Interest rates soar as credit tightens in Mexico
MEXICO CITY -- The Wal-Mart slogan in Mexico is the same as in the USA: Always low prices. Yet that doesn't apply to the store's credit cards, which carry a 69.6% annual interest rate.
Such high rates are increasingly common in Mexico, and they are rising even further as banks worldwide tighten lending limits amid a worsening economic crisis.
Some economists are worried it could send millions of Mexicans spinning into a cycle of debt, a situation that could hurt the United States, Mexico's largest trading partner.
"There is definitely a risk because you're combining high interest rates with lower income," said Liliana Rojas-Suarez, an economist at the Center for Global Development in Washington.
Up to now, Mexico's financial system has suffered less damage than that seen by U.S. banks because of tougher lending terms imposed after Mexico's own financial crash in the 1990s.
Mexico also has a much smaller market in derivatives, which are investment instruments that amplified the U.S. credit crisis.
However, the financial burden on Mexican families is getting steadily heavier.
From January to September, average interest rates on bank credit cards in Mexico rose 10 percentage points to 41.78% — more than triple the rate in the U.S. rate.
Credit has always been more expensive in Mexico than the United States, said Rafael Amiel, Latin America director at Global Insight, a consulting firm. Capital is scarcer in Mexico, and thus, banks can charge more for it, Amiel said.
Fewer banks mean less competition. And banks charge relatively high fees for services such as wire transfers and bill payments, allowing profits even though banks loan less money.
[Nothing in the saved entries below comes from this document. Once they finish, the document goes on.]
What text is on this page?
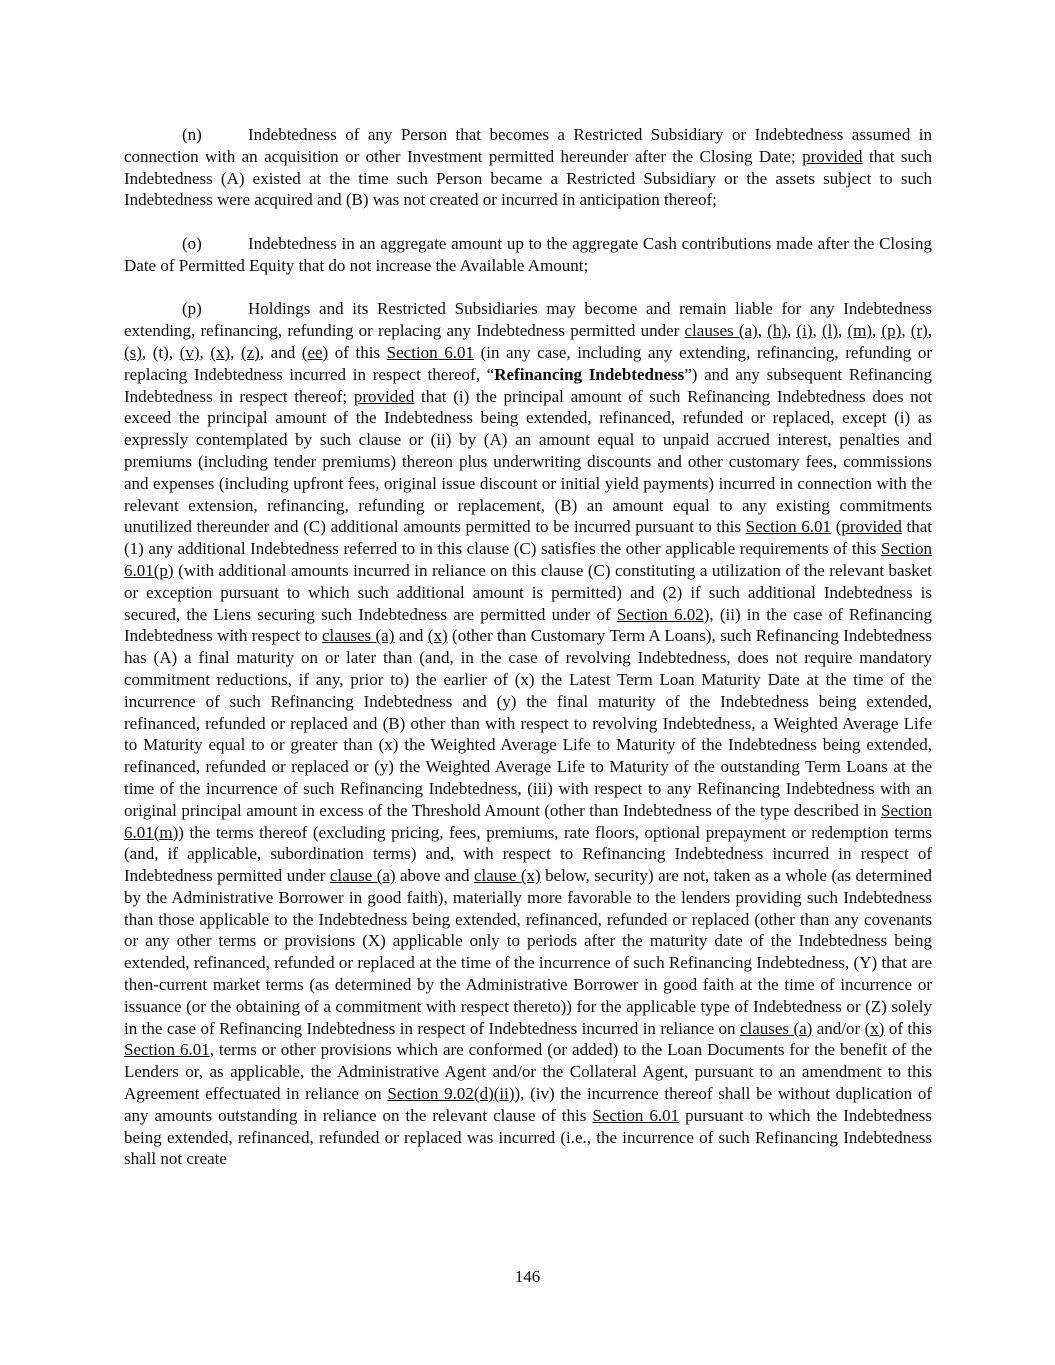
(n)	Indebtedness of any Person that becomes a Restricted Subsidiary or Indebtedness assumed in connection with an acquisition or other Investment permitted hereunder after the Closing Date; provided that such Indebtedness (A) existed at the time such Person became a Restricted Subsidiary or the assets subject to such Indebtedness were acquired and (B) was not created or incurred in anticipation thereof;

(o)	Indebtedness in an aggregate amount up to the aggregate Cash contributions made after the Closing Date of Permitted Equity that do not increase the Available Amount;

(p)	Holdings and its Restricted Subsidiaries may become and remain liable for any Indebtedness extending, refinancing, refunding or replacing any Indebtedness permitted under clauses (a), (h), (i), (l), (m), (p), (r), (s), (t), (v), (x), (z), and (ee) of this Section 6.01 (in any case, including any extending, refinancing, refunding or replacing Indebtedness incurred in respect thereof, “Refinancing Indebtedness”) and any subsequent Refinancing Indebtedness in respect thereof; provided that (i) the principal amount of such Refinancing Indebtedness does not exceed the principal amount of the Indebtedness being extended, refinanced, refunded or replaced, except (i) as expressly contemplated by such clause or (ii) by (A) an amount equal to unpaid accrued interest, penalties and premiums (including tender premiums) thereon plus underwriting discounts and other customary fees, commissions and expenses (including upfront fees, original issue discount or initial yield payments) incurred in connection with the relevant extension, refinancing, refunding or replacement, (B) an amount equal to any existing commitments unutilized thereunder and (C) additional amounts permitted to be incurred pursuant to this Section 6.01 (provided that (1) any additional Indebtedness referred to in this clause (C) satisfies the other applicable requirements of this Section 6.01(p) (with additional amounts incurred in reliance on this clause (C) constituting a utilization of the relevant basket or exception pursuant to which such additional amount is permitted) and (2) if such additional Indebtedness is secured, the Liens securing such Indebtedness are permitted under of Section 6.02), (ii) in the case of Refinancing Indebtedness with respect to clauses (a) and (x) (other than Customary Term A Loans), such Refinancing Indebtedness has (A) a final maturity on or later than (and, in the case of revolving Indebtedness, does not require mandatory commitment reductions, if any, prior to) the earlier of (x) the Latest Term Loan Maturity Date at the time of the incurrence of such Refinancing Indebtedness and (y) the final maturity of the Indebtedness being extended, refinanced, refunded or replaced and (B) other than with respect to revolving Indebtedness, a Weighted Average Life to Maturity equal to or greater than (x) the Weighted Average Life to Maturity of the Indebtedness being extended, refinanced, refunded or replaced or (y) the Weighted Average Life to Maturity of the outstanding Term Loans at the time of the incurrence of such Refinancing Indebtedness, (iii) with respect to any Refinancing Indebtedness with an original principal amount in excess of the Threshold Amount (other than Indebtedness of the type described in Section 6.01(m)) the terms thereof (excluding pricing, fees, premiums, rate floors, optional prepayment or redemption terms (and, if applicable, subordination terms) and, with respect to Refinancing Indebtedness incurred in respect of Indebtedness permitted under clause (a) above and clause (x) below, security) are not, taken as a whole (as determined by the Administrative Borrower in good faith), materially more favorable to the lenders providing such Indebtedness than those applicable to the Indebtedness being extended, refinanced, refunded or replaced (other than any covenants or any other terms or provisions (X) applicable only to periods after the maturity date of the Indebtedness being extended, refinanced, refunded or replaced at the time of the incurrence of such Refinancing Indebtedness, (Y) that are then-current market terms (as determined by the Administrative Borrower in good faith at the time of incurrence or issuance (or the obtaining of a commitment with respect thereto)) for the applicable type of Indebtedness or (Z) solely in the case of Refinancing Indebtedness in respect of Indebtedness incurred in reliance on clauses (a) and/or (x) of this Section 6.01, terms or other provisions which are conformed (or added) to the Loan Documents for the benefit of the Lenders or, as applicable, the Administrative Agent and/or the Collateral Agent, pursuant to an amendment to this Agreement effectuated in reliance on Section 9.02(d)(ii)), (iv) the incurrence thereof shall be without duplication of any amounts outstanding in reliance on the relevant clause of this Section 6.01 pursuant to which the Indebtedness being extended, refinanced, refunded or replaced was incurred (i.e., the incurrence of such Refinancing Indebtedness shall not create

146
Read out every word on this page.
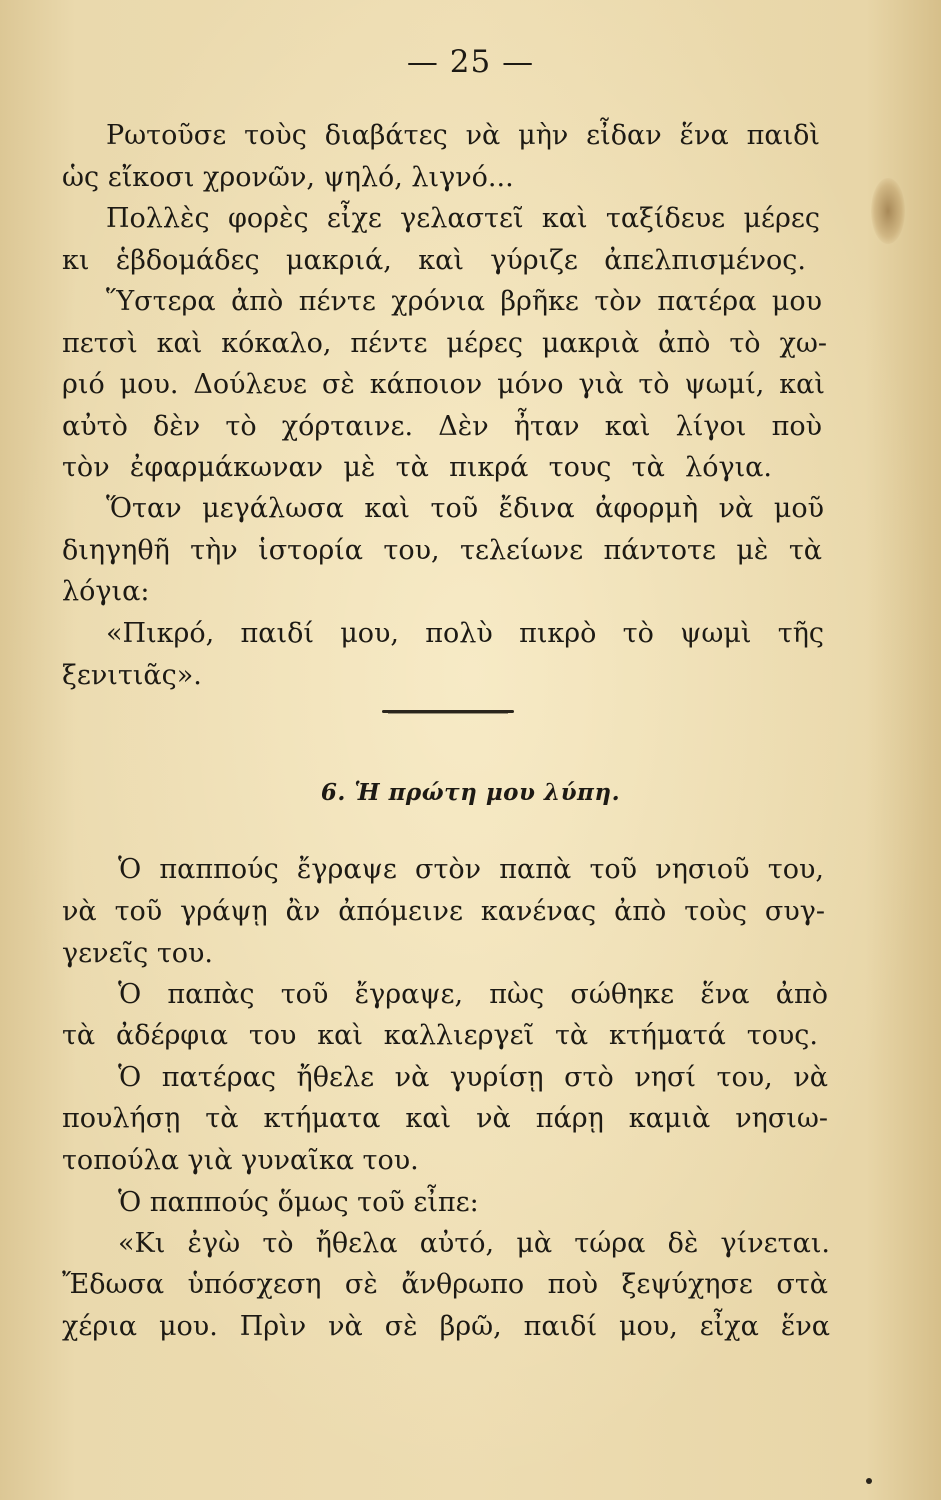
— 25 —
Ρωτοῦσε τοὺς διαβάτες νὰ μὴν εἶδαν ἕνα παιδὶ
ὡς εἴκοσι χρονῶν, ψηλό, λιγνό...
Πολλὲς φορὲς εἶχε γελαστεῖ καὶ ταξίδευε μέρες
κι ἑβδομάδες μακριά, καὶ γύριζε ἀπελπισμένος.
Ὕστερα ἀπὸ πέντε χρόνια βρῆκε τὸν πατέρα μου
πετσὶ καὶ κόκαλο, πέντε μέρες μακριὰ ἀπὸ τὸ χω-
ριό μου. Δούλευε σὲ κάποιον μόνο γιὰ τὸ ψωμί, καὶ
αὐτὸ δὲν τὸ χόρταινε. Δὲν ἦταν καὶ λίγοι ποὺ
τὸν ἐφαρμάκωναν μὲ τὰ πικρά τους τὰ λόγια.
Ὅταν μεγάλωσα καὶ τοῦ ἔδινα ἀφορμὴ νὰ μοῦ
διηγηθῆ τὴν ἱστορία του, τελείωνε πάντοτε μὲ τὰ
λόγια:
«Πικρό, παιδί μου, πολὺ πικρὸ τὸ ψωμὶ τῆς
ξενιτιᾶς».
6. Ἡ πρώτη μου λύπη.
Ὁ παππούς ἔγραψε στὸν παπὰ τοῦ νησιοῦ του,
νὰ τοῦ γράψῃ ἂν ἀπόμεινε κανένας ἀπὸ τοὺς συγ-
γενεῖς του.
Ὁ παπὰς τοῦ ἔγραψε, πὼς σώθηκε ἕνα ἀπὸ
τὰ ἀδέρφια του καὶ καλλιεργεῖ τὰ κτήματά τους.
Ὁ πατέρας ἤθελε νὰ γυρίσῃ στὸ νησί του, νὰ
πουλήσῃ τὰ κτήματα καὶ νὰ πάρῃ καμιὰ νησιω-
τοπούλα γιὰ γυναῖκα του.
Ὁ παππούς ὅμως τοῦ εἶπε:
«Κι ἐγὼ τὸ ἤθελα αὐτό, μὰ τώρα δὲ γίνεται.
Ἔδωσα ὑπόσχεση σὲ ἄνθρωπο ποὺ ξεψύχησε στὰ
χέρια μου. Πρὶν νὰ σὲ βρῶ, παιδί μου, εἶχα ἕνα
Mexicans tend to use non-bank loans, including store credit cards, far more than bank-issued credit cards, according to Mexico's Financial Services Consumer Protection Commission.
And rates are higher partly because many Mexican customers are high-risk, first-time borrowers.
"I believe banks are covering a little bit for a higher risk than that in the U.S.," said Bernardo Garza, credit marketing manager for GE Money Mexico, part of General Electric.